Les menaces de guerre contre l’Iran, instillées par Israël et ses alliés américains et du Golfe se font de plus en plus précises, mais les stratèges de Washington et de Tel Aviv savent que l’Iran est désormais trop puissant militairement et a des alliés forts comme la Russie et la Chine. Même sans la bombe atomique, il dissuade ses ennemis par les représailles insupportables qu’il provoquerait s’il était attaqué.
D’ailleurs, pour avoir visité d’autres régions d’Iran, notamment lors de conférences dans la province de Gilan sur les bords de la mer Caspienne, j’ai pu vérifier que le pays est en ordre de marche, que tous les services administratifs, économiques, sociaux et sécuritaires fonctionnent parfaitement dans toutes les municipalités qui m’ont reçue généreusement avec deux amis américains, que l’économie de subsistance est active malgré les sanctions trentenaires et que le projet de Donald Trump qui veut en réalité par ces sanctions provoquer un renversement de régime est mort-né, l’ensemble des Iraniens renforçant, dans l’adversité, son soutien à ses dirigeants.
Conclusion
Cette conférence a marqué une nouvelle fois que le soutien aux Palestiniens trouve son moteur central en Iran, raison également pour laquelle Israël le désigne comme son ennemi principal. Mais, inspiré par une idéologie religieuse chiite ouverte sur le progrès et l’attente du Messie, le pays a construit un système politique démocratique où différents courants de pensée peuvent s’exprimer, s’ils restent patriotiques, et l’adhésion de la population est générale.

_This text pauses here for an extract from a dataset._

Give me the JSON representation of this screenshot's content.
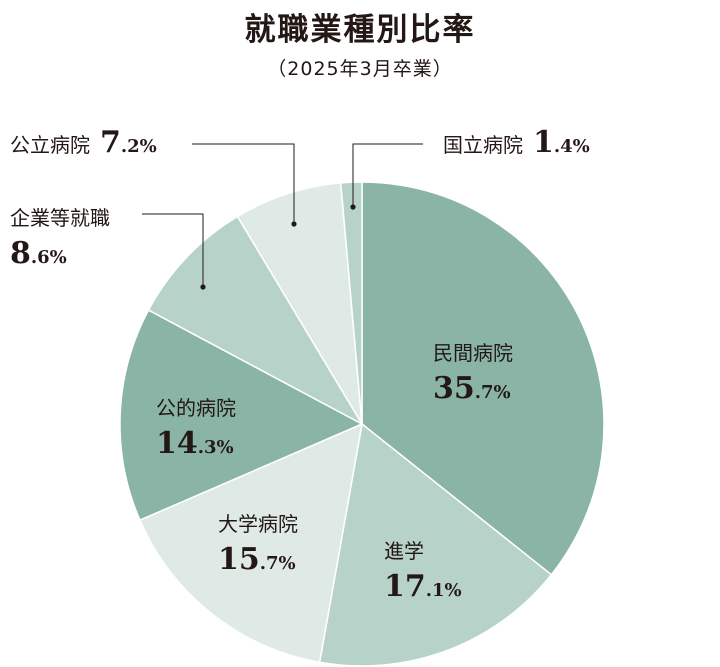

Ostracisée depuis sa création, la République Islamique d’Iran a su mettre en place un État fort qui respecte les différentes opinions et religions et agit pour le bien de tous dans la justice. Internationalement il a voulu éviter les affrontements avec les sunnites du Golfe en proposant des arrangements équilibrés, mais l’Arabie Saoudite les a toujours refusés, surtout depuis l’arrivée au pouvoir des nouveaux dirigeants de Ryad. Pourtant, l’Iran est aujourd’hui le principal soutien des Palestiniens majoritairement sunnites et l’on sait que Mohammed Ben Salman a fait récemment des déclarations montrant son mépris pour eux.
Ses affinités avec l’Irak et le Liban, comme avec les Houthis du Yémen, comme avec les différentes peuplades d’Afghanistan, en font une puissance régionale incontournable pour résoudre les différents conflits. Il s’appuie sur l’assentiment d’une population cultivée, avec un système éducatif extrêmement performant et des infrastructures solides, qui lui permettent de résister victorieusement aux assauts de ses ennemis, comme les Perses l’ont toujours fait.
Les réformes indispensables se font progressivement, malgré les pressions extérieures, en harmonie avec les souhaits de la population, inspirées par une spiritualité qui respecte la personne humaine et sa cellule de base, la famille, qui amène l’action politique à être en adéquation avec le droit et la justice.
Par Alain Corvez : conseiller français en stratégie internationale.